In a first for public libraries in the United States, the Carson City Library in Carson City, Nevada, has created a training environment that adheres to the guidelines of the Manufacturing Skills Institute. The Manufacturing Skills Institute (MSI) is based in Richmond, Virginia, and is an affiliate of the Virginia Manufacturers Association. Manufacturing Technician Level 1 (MT1) certification programs are accepted industry wide as technical skills assessment for production and production support occupations in all sectors of manufacturing. The certification consists of two levels: MT1 and Manufacturing Specialist (MS). Those who earn this documentation are able to demonstrate their expertise in manufacturing industry practical skills. These skills are Manufacturing Technology, Math and Measurement, Quality and Business Acumen, and Spatial Reasoning. The Nevada Manufacturers Association recognizes the importance of this training, and was an integral factor in the partnership that has been created between the library and other organizations in order to provide this training.

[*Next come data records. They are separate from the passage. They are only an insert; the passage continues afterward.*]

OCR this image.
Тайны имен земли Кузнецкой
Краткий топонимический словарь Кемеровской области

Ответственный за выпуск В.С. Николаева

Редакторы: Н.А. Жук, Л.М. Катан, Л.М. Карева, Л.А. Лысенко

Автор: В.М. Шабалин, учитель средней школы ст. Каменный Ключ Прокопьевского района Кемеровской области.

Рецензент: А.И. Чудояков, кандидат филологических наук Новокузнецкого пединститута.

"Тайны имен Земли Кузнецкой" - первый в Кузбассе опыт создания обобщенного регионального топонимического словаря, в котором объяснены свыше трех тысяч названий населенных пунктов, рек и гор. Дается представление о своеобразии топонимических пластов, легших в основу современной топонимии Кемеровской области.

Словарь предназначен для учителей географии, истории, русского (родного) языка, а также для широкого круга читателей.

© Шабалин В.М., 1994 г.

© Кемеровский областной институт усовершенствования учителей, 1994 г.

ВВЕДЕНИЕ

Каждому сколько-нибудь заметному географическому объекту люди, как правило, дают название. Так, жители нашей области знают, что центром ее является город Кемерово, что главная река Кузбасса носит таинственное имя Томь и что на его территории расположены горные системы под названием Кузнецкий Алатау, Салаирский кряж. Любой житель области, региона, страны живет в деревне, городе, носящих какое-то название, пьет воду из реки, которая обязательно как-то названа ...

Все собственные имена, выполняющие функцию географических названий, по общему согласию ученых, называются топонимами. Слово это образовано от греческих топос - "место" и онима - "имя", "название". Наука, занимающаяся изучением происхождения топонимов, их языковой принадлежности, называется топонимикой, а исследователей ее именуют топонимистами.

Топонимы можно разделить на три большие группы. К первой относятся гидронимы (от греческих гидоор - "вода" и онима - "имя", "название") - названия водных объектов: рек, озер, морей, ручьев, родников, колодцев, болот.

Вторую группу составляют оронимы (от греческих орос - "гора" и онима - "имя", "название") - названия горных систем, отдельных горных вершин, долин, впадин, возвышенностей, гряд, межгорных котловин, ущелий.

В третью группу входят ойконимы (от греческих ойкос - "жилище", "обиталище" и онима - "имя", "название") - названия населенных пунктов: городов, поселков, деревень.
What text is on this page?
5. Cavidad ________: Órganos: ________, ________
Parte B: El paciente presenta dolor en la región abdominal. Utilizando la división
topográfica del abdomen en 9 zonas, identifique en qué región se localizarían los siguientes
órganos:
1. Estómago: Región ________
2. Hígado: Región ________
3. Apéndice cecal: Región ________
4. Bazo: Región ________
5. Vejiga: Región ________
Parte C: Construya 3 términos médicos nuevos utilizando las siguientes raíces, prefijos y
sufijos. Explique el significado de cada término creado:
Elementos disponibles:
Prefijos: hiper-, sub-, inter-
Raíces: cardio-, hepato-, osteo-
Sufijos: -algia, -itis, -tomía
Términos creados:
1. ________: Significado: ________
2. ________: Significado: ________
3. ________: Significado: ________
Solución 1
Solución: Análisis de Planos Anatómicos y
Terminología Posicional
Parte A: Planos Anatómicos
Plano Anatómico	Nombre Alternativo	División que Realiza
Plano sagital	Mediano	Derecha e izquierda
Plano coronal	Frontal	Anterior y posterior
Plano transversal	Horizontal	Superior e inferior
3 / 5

Carson City Library is paying for the first year of this technology training through a Library Services Technology Act (LSTA) grant that runs through June 30, 2016. Students who complete the training will be prepared to enter the skilled workforce. The idea to create this unique learning environment developed through meetings with community leaders, the Governor’s office, and Nevada’s Working Capital initiative. The grant will cover the salary of two instructors at Western Nevada College (which is also partnering in this endeavor) along with a trainer at the library, Director Sena Loyd. Tammy Westergard, the library’s business manager, was very active in the creation of this project. She stated, “As a free and public institution, the library is uniquely accessible and can complement workforce training happening in the formal classroom. Fundamentally the library is delivering on the American promise of helping folks gain marketable skills.” Katherine DeRosear, executive director of the Manufacturing Skills Institute, was fundamental in the development of this initiative also, along with Ray Bacon of the Nevada Manufacturers Association.

The MT1 certification will cost $300, but the LSTA grant will cover this cost for some students through scholarships that the library will offer. Carson City Library’s venture will help the area fill the need for trained workers, as Tesla is building their battery plant nearby. Some of the skills that will be attained through the MT1 certificate program include valuable STEM skills. The complete partnership includes Carson City School District along with previously mentioned Carson City Library, WNC, MSI, and Carson City itself. This partnership, formally named Nevada’s Working Capitol, includes 3 powerful components:

  1. The public library as a central location that leverages its technology and special programs to expose patrons to design and experimentation, fostering focused but informal STEM learning and exposure to 3D printing.
  2. The public library as an access point for patrons to gain additional practice with specialized engineering software (SolidWorks), particularly helpful to existing manufacturers who want more educational opportunities for employees that are not necessarily for college credit, but rather practice-based and off the clock.
  3. The public library as a learning forum for patrons to participate in formal training opportunities at the library, linked from the library to WNC, that directly lead to MT1 certification.

This program as stated is the first of its kind in the United States, and illustrates the power of collaboration. Multiple organizations came together to recognize that if Tesla was coming to Carson City then Carson City needed to find ways to train workers for the battery factory. Setting egos aside, the city library, local college, library board of trustees, and governor’s office set in motion a commitment to their citizens to provide necessary training when it was needed. Their goal was to be able to provide middle-class jobs – not service jobs – and the education essential to perform these jobs. The hope is that this will demonstrate that positive partnerships and the learning environment of the library can create vital resources for the community. Carson City Library is confident that if they are successful in the first year of this program that funding in future years will be easier to come by. The potential for success will ideally prompt other libraries around the United States to create similar training programs for their communities.